Section 14: Key Points
What We've Covered
This section made the following main points:
What We've Covered
This section made the following main points:
- To maintain homeostasis, cells and tissues undergo:
- Physiological adaptation, which is beneficial in nature — for example, increased skeletal muscle cells in athletes.
- Pathological adaptation, which is detrimental — for example, cellular changes in people who smoke cigarettes.
- Specific types of adaptation include:
- Atrophy — a decrease in the size of cells.
- Hypertrophy — an increase in the size of individual cells.
- Hyperplasia — an increase in the number of cells in a tissue.
- Metaplasia — the conversion from one type of mature cell to another type.
- Dysplasia — abnormal cell changes or deranged cell growth.
- Anaplasia — cells that are undifferentiated.
- Neoplasia — new growth of tissue.
- Most toxic effects, especially due to xenobiotics, are due to specific biochemical interactions without causing recognizable damage to a cell or its organelles. Cellular or biochemical toxicity leads to:
- The tissue being completely repaired and returned to normal.
- The tissue being incompletely repaired but capable of functioning with reduced capacity.
- Death of the organism or complete loss of a tissue or organ.
- Neoplasm or cancers.
- Tumors are either:
- Benign — similar to the cell of origin, slow-growing, and usually without systemic effects.

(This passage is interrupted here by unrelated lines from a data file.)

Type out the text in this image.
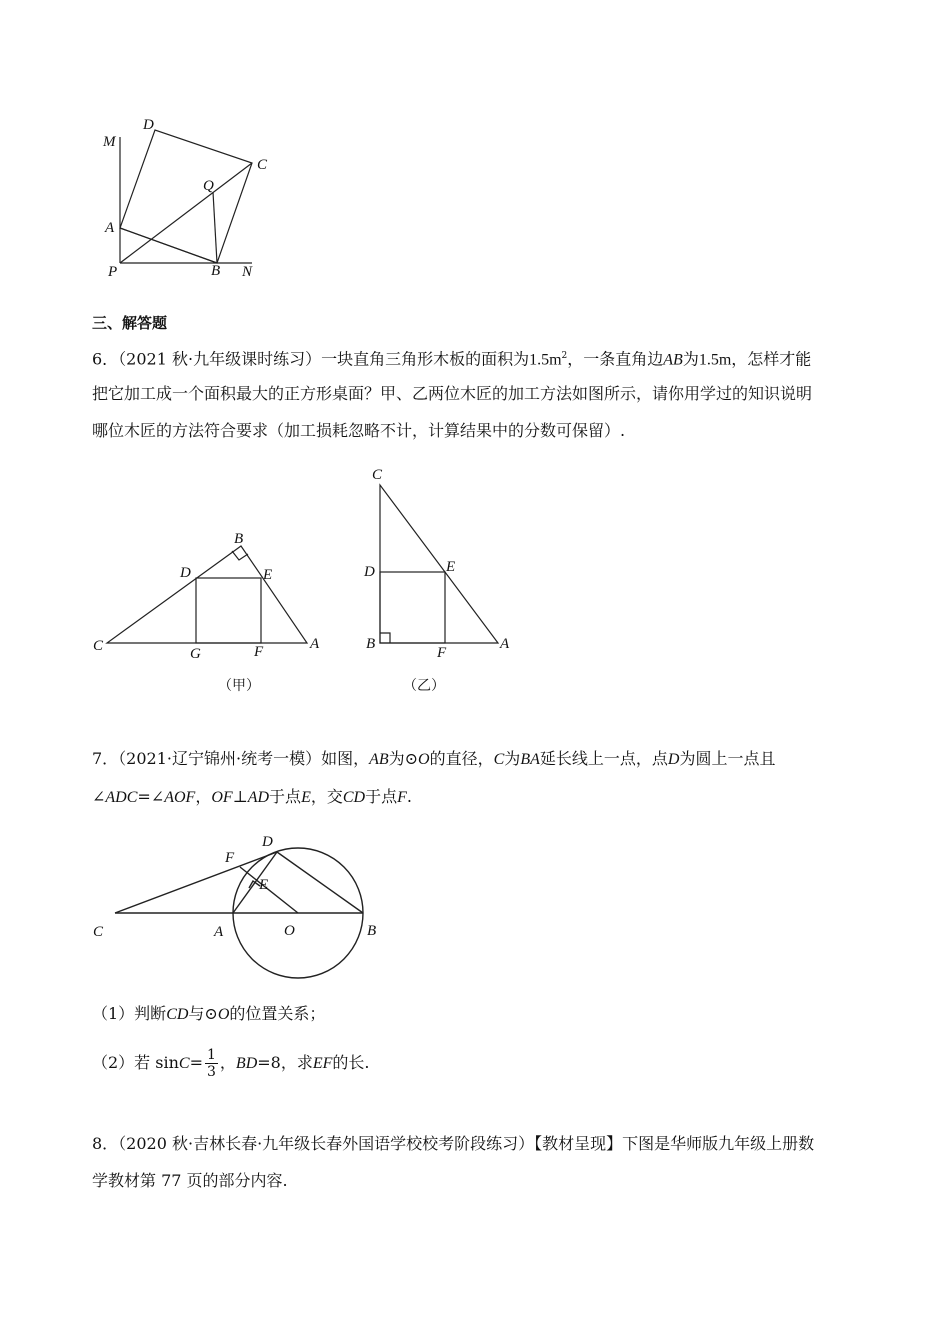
M
D
C
Q
A
P	B N
三、解答题
6．（2021 秋·九年级课时练习）一块直角三角形木板的面积为$1.5m^2$，一条直角边AB为1.5m，怎样才能
把它加工成一个面积最大的正方形桌面？甲、乙两位木匠的加工方法如图所示，请你用学过的知识说明
哪位木匠的方法符合要求（加工损耗忽略不计，计算结果中的分数可保留）.
B
D	E
C	G	F	A
（甲）
C
D	E
B
F
A
（乙）
7．（2021·辽宁锦州·统考一模）如图，AB为⊙O的直径，C为BA延长线上一点，点D为圆上一点且
∠ADC=∠AOF，OF⊥AD于点E，交CD于点F.
F
D
E
C	A	O	B
（1）判断CD与⊙O的位置关系；
（2）若 $\sin C= \frac{1}{3}$ ，BD=8，求EF的长.
8．（2020 秋·吉林长春·九年级长春外国语学校校考阶段练习）【教材呈现】下图是华师版九年级上册数
学教材第 77 页的部分内容.
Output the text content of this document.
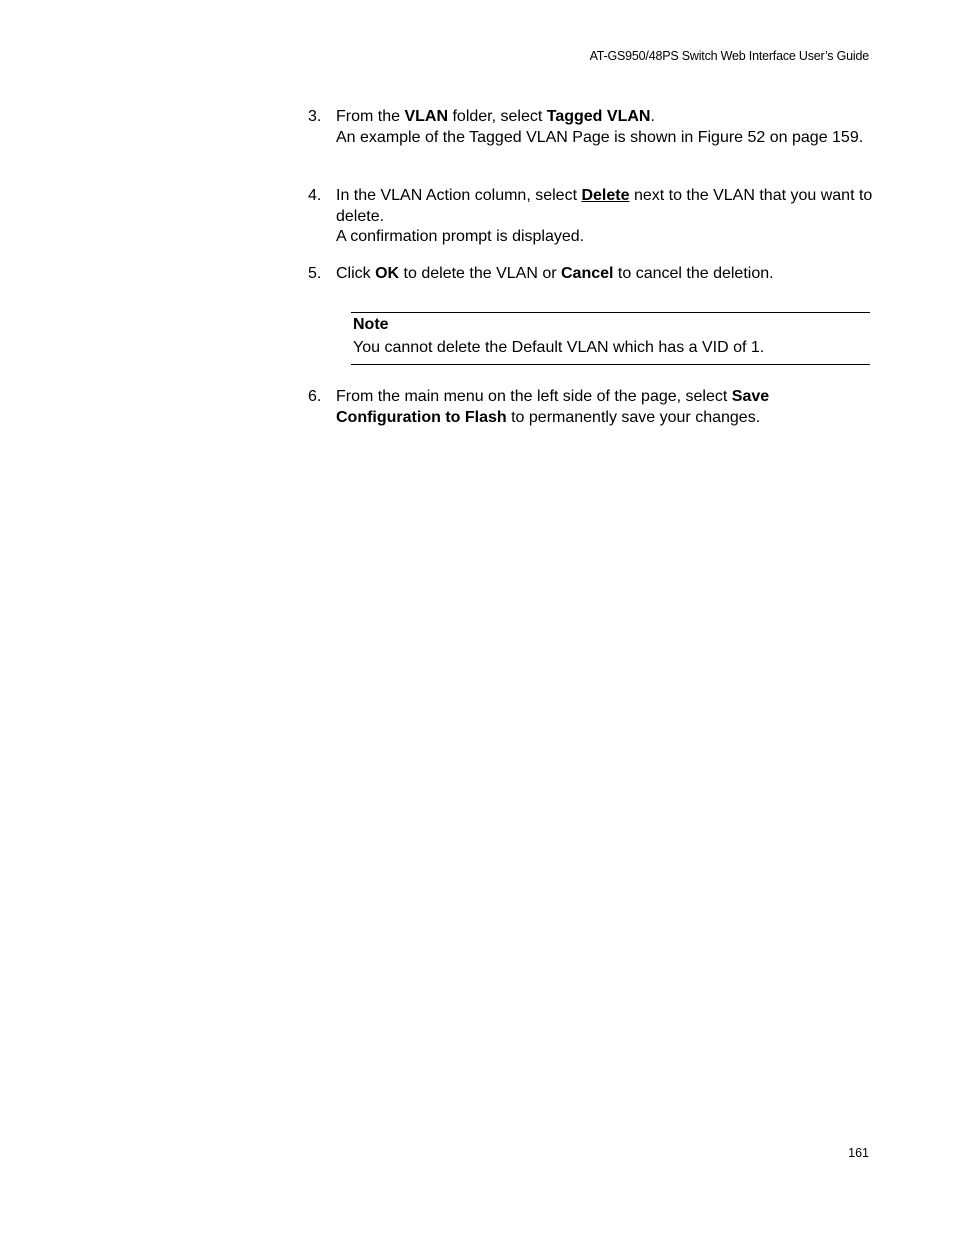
AT-GS950/48PS Switch Web Interface User’s Guide
3. From the VLAN folder, select Tagged VLAN.
An example of the Tagged VLAN Page is shown in Figure 52 on page 159.
4. In the VLAN Action column, select Delete next to the VLAN that you want to delete.
A confirmation prompt is displayed.
5. Click OK to delete the VLAN or Cancel to cancel the deletion.
Note
You cannot delete the Default VLAN which has a VID of 1.
6. From the main menu on the left side of the page, select Save Configuration to Flash to permanently save your changes.
161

- Malignant — dissimilar from the cell of origin, rapid-growing, and commonly with systemic effects and life-threatening. Most malignant tumors are either:
- Carcinomas — arising in epithelium, the most common form of cancer, usually spread in the lymphatic system.
- Sarcomas — arising in connective or muscle tissue, usually spread by the blood stream.
- Carcinogenesis is a multi-step, multi-factorial genetic disease consisting of at least three main phases:
- Initiation — irreversible alteration of the DNA (mutation) of a normal cell.
- Promotion/Conversion — promoters enhance further development of the initiated cells, often influencing further expression of the mutated DNA such that the initiated cell proliferates and progresses further.
- Progression — development of the initiated cell into a biologically malignant cell population, often with metastasis to other areas of the body.
- Regulatory genes control the activity of structural genes and direct the proliferation process of the cell. Regulatory genes that play roles in carcinogenesis include:
- Proto-oncogenes — normal cellular genes that encode and instruct the production of regulatory proteins and growth factors within a cell or its membrane.
- Oncogenes — altered or misdirected proto-oncogenes with the ability to direct the production of proteins within the cell that change or transform the normal cell into a neoplastic cell.
- Tumor suppressor genes (anti-oncogenes) — present in normal cells and counteract and change the proto-oncogenes and altered proteins, preventing a cell with damaged DNA from proliferating and evolving into an uncontrolled growth.
- The p53 gene normally halts cell division, stimulates repair enzymes, and if necessary, commands the mutated cell to self-destruct
- p53 is the most frequently altered in human tumors and is incapable of its defense mechanisms
- Toxic damage to the nervous system is divided into three categories:
- Damage to sensory receptors and sensory neurons impacting the sensory functions.
- Damage to motor neurons causing muscular weakness and paralysis.
- Interneuronal damage causing learning deficiencies, memory loss, incoordination, and emotional conditions.